6.28.2005

Which SF writer are you?

I just took the SF writer quiz and got three results by tweaking my responses where there were two or more me-ish choices. The results:

I am:
Kurt Vonnegut
For years, this unique creator of absurd and haunting tales denied that he had anything to do with science fiction.


Which science fiction writer are you?



I am:
William Gibson
The chief instigator of the "cyberpunk" wave of the 1980s, his razzle-dazzle futuristic intrigues were, for a while, the most imitated work in science fiction.


Which science fiction writer are you?



I am:
Gregory Benford
A master literary stylist who is also a working scientist.


Which science fiction writer are you?



Vonnegut is one of my favorite writers - I read every one of his books in the library when I was a teenager (my mom put Cat's Cradle in my hands when I was 13). Gibson I'm familiar with - I've picked up his books and read a few pages without getting hooked. Benford, I had to google. I'll look him up at the library next time. It's a fun little quiz and the bandwidth meltdown that ensued after Neil Gaiman linked to it is all better now.

I wonder what you have to do to get Ursula K LeGuin.

6.23.2005

Sibling polarity

I used to feel a little guilty about my brother's take it or leave it approach to school and especially to reading. I had the academic overacheivement territory all staked out before my brother was into chapterbooks.

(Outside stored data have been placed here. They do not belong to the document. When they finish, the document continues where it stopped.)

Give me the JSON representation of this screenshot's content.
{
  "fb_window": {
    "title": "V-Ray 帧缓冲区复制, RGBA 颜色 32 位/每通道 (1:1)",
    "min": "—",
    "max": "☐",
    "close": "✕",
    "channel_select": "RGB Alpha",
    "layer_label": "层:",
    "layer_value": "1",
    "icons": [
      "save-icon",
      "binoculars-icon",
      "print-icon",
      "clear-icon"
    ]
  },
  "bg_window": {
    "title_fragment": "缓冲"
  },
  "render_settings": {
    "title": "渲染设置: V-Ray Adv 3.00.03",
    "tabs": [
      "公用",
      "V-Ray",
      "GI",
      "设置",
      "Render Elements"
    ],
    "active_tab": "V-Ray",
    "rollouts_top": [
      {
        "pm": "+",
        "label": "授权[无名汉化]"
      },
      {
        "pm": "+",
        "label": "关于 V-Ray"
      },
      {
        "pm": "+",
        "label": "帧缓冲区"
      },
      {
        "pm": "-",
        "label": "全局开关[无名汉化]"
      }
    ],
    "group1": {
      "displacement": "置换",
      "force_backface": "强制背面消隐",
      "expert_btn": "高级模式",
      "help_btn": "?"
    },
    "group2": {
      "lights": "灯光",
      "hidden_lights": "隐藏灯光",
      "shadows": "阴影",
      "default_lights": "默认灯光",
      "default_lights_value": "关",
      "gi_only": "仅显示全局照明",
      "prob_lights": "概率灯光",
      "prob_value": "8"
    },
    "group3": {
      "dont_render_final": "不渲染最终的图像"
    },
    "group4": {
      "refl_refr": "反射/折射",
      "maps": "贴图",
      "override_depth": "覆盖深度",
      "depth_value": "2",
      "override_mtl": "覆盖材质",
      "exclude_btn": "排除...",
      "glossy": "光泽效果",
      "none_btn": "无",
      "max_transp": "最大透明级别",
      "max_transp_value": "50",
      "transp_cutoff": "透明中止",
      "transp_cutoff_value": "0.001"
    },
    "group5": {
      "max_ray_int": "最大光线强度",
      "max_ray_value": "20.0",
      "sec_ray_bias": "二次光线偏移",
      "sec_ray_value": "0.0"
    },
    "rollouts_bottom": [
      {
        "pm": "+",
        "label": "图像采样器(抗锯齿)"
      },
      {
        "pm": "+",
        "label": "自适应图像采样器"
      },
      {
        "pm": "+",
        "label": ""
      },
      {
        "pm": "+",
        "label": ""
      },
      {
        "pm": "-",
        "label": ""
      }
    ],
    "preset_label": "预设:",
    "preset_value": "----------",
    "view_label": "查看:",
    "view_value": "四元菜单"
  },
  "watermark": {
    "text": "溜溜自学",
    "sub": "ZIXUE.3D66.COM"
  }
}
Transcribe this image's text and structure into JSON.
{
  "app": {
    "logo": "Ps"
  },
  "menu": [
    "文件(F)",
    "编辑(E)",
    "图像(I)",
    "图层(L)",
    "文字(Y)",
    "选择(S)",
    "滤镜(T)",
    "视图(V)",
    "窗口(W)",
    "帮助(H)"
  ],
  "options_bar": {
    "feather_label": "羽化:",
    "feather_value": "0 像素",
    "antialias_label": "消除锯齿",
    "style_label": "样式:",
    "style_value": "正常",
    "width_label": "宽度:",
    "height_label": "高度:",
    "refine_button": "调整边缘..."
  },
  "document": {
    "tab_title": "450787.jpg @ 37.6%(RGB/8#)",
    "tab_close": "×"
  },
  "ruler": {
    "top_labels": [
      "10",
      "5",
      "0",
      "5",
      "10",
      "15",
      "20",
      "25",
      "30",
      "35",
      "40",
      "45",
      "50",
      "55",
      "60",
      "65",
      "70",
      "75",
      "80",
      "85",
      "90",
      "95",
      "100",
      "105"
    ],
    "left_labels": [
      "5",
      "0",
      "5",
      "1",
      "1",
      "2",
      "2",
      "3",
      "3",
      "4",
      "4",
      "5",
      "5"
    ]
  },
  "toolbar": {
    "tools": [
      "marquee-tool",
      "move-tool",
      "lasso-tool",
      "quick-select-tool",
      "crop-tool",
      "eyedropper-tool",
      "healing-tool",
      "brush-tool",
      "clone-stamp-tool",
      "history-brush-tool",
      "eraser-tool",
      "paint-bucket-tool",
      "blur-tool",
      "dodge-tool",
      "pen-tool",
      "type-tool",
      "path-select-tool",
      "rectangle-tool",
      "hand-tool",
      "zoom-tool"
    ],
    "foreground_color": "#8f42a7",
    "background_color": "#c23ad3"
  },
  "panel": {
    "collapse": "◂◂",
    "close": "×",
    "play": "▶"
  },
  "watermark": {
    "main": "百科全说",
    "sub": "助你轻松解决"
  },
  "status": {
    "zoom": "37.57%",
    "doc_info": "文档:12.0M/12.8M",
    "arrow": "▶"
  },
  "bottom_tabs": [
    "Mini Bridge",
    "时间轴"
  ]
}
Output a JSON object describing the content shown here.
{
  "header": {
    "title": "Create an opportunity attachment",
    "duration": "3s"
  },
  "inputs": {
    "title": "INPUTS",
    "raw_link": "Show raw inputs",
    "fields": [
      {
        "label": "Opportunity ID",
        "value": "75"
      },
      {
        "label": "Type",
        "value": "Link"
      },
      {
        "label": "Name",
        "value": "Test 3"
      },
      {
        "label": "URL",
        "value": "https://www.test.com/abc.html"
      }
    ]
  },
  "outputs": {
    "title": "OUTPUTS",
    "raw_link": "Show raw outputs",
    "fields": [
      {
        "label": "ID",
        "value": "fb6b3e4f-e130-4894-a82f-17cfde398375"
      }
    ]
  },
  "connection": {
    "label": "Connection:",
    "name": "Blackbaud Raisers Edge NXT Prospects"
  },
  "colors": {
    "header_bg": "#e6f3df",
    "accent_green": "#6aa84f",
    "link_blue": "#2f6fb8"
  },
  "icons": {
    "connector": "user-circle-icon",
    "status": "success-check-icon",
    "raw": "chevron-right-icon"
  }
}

My guilt has pretty much evaporated now that I've realized that my brother (though younger) had figured out stable-and-sane-longterm-relationships before I had a driver's license, contributing to my total aversion to early marriage. Actually I'm nearning thirty and don't seem in any hurry to settle down.

6.14.2005

Rocky planet

Astronomers have detected a small rocky inner planet for the first time! After a couple of decades of analyzing wobbling stars it is now possible to read the subtle effects of an orbiting earth-like planet (this was thought impossible when I took astronomy in 1998). Very very exciting!

6.08.2005

Revisionist Spelling

Neil Gaiman: "And when I was at school, we read about King Canute. I see from the Guardian his name is now spelled Cnut (http://www.guardian.co.uk/comment/story/0,3604,1497065,00.html) making him sort of the FCUK of Early British Kings...."

Observation on transliterating Anglo Saxon names: I find it much easier to remember who's rule it is with the razor now that I know that Friar Ockham (or Friar Somebody of Ockham, more likely) came up with it in the 14th century (Occam's Razor). Dunno how it got the latinate spelling, or when, but spelled Occam it's a slippery name and I could only ever recall the part about the razor--now that it's Ockham in my head it's easy to hold on to.

6.03.2005

The University

I start back to school on Monday at The University. I've never taken classes there before, although I first used their libraries and loitered in the student union, um, 12 years ago now. I went to high school around here and resolved to go to a college, an actual liberal arts college (emphasis on liberal). By the time I was 15 I was decidedly snobbish about The University, with its hazings and its 500-seat freshman courses and its football-Saturdays-that-innundate-the-whole-city.

In the two years since I moved back to this city, I've been shying away from taking classes at The University (mostly for the old reasons, which get ever-sillier the further I get from age 15). Class starts on Monday. Today was a dry run - I drove across town and arrived and parked with time to spare before classtime. I found my classrooms. I got my ID card and a parking permit. I studied at the union (I'm brushing up on prerequisite material). I found a coffee counter close to my classroom. I'm ready.

I feel like a kid about to start school. It's a yummy feeling.

6.01.2005

Powells.com Interviews - Sarah Vowell

I got my Powells Bookstore newsletter the other day, and it linked to a wonderful interview with Sarah Vowell, a fellow American Studies buff and a This American Life contributor. She does a kind of work that I sometimes aspire to: she takes dry history and makes it into trade paperbacks that are a joy to read. Ms. Vowell on her trade:
[the speaker warned] 'We must avoid easy entertainments.' And I was just
sitting there thinking, Lady, entertaining is hard. Anybody can bore something
up, but making some of this stuff entertaining is the hardest thing there is.